Rodrigues considera que a evolução face ao primeiro ano do projeto com o Toyota GR Yaris Rally2 tem sido determinante. O açoriano recordou as dificuldades iniciais, tanto pela estreia de um carro novo como pela adaptação ao navegador Rui Raimundo, ao funcionamento da equipa e a classificativas.
“Esse foi um projeto que lançámos há três anos e estamos no segundo ano. O primeiro foi muito difícil para nós: estreámos um carro novo, um navegador novo e a equipa também não conhecia o Yaris”, recordou. “Tivemos muitas dificuldades, quer na afinação, quer eu próprio no conhecimento das classificativas. Ainda hoje posso dizer que sou um dos pilotos do Nacional que tem menos conhecimento das classificativas. É um facto, mas isso só nos leva a trabalhar cada vez mais. Temos trabalhado muito, com o Rui, nas notas e naquilo que é tão importante — a leitura do terreno —, demos um passo bastante grande nesse aspeto.”
O piloto entende que a dupla está agora a colher os resultados desse trabalho, depois de um trajeto iniciado com a ambição de medir forças com os principais nomes do CPR. “Penso que estamos no caminho certo. Temos mostrado a nossa velocidade e a nossa consistência. Tem sido um ano muito, muito bom e muito importante. Temos ganho nas provas em que participámos e, melhor do que isso, é quase impossível.”
Rodrigues explicou ainda que a decisão de apostar num programa nacional resultou da necessidade de se desafiar depois do percurso feito nos Açores. “Quando corria nos Açores, percebi que tinha chegado a uma altura em que ou parava, ou conseguia montar um projeto para me desafiar a mim próprio”, afirmou. “Foi esse o incentivo para vir para aqui, para andar no desconhecido, contra pilotos de renome, multicampeões e pilotos internacionais e mundiais. Chegarmos aqui e colocarmos o nosso nome entre eles é, para mim, um motivo de orgulho e de satisfação.”

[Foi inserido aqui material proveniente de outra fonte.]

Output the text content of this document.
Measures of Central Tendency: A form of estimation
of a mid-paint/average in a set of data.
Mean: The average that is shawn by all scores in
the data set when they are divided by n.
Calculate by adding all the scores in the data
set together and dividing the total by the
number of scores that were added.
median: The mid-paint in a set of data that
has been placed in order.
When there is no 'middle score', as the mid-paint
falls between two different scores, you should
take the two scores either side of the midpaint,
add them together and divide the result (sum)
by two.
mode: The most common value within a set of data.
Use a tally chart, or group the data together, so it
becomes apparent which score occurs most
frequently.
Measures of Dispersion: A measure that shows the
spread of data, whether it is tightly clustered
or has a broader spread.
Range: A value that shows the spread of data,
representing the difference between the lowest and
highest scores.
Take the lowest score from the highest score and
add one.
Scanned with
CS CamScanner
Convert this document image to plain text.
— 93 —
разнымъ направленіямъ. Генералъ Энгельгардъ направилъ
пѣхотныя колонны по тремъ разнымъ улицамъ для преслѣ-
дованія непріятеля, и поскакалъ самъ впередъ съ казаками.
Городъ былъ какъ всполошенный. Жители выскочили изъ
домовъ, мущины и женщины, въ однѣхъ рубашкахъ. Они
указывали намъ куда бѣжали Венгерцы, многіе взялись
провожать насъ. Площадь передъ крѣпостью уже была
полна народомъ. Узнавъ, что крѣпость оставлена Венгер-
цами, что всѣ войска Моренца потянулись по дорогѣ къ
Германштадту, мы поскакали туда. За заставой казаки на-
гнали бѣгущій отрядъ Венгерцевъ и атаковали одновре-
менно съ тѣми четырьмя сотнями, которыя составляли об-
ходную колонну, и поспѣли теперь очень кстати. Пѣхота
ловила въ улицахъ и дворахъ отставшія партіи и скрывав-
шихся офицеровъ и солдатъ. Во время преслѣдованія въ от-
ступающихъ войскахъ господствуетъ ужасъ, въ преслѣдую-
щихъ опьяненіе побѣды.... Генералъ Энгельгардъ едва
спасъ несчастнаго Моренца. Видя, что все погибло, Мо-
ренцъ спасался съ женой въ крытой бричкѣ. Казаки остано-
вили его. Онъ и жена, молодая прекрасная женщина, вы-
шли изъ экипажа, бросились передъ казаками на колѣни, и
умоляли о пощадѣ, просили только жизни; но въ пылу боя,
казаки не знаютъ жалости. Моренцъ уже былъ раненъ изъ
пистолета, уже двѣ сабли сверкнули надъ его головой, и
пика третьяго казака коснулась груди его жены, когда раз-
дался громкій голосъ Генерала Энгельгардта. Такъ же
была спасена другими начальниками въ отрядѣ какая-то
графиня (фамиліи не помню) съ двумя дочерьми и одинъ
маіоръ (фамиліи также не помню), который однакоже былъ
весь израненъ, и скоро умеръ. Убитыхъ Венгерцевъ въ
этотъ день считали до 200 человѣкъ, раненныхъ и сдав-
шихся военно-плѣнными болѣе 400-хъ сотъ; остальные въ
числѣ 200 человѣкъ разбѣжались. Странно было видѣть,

Sem se considerar um piloto profissional, Rodrigues fez questão de reconhecer o apoio familiar que lhe permite concentrar-se no projeto desportivo. “Sou apenas um amador, tenho as minhas empresas e tenho dedicado bastante tempo ao rali. Isto também nos faz crescer. Quero agradecer aos meus irmãos, que ficam em São Miguel, nas empresas, enquanto eu fico aqui focado neste desporto e neste sonho que espero alcançar.”
Com quatro vitórias na temporada e mais um triunfo construído numa prova de elevada exigência, Rúben Rodrigues chega ao Algarve numa posição cada vez mais forte. A três ralis do fim do CPR, o açoriano tem agora uma oportunidade clara para dar continuidade a uma campanha em que a regularidade tem sido tão importante quanto a velocidade.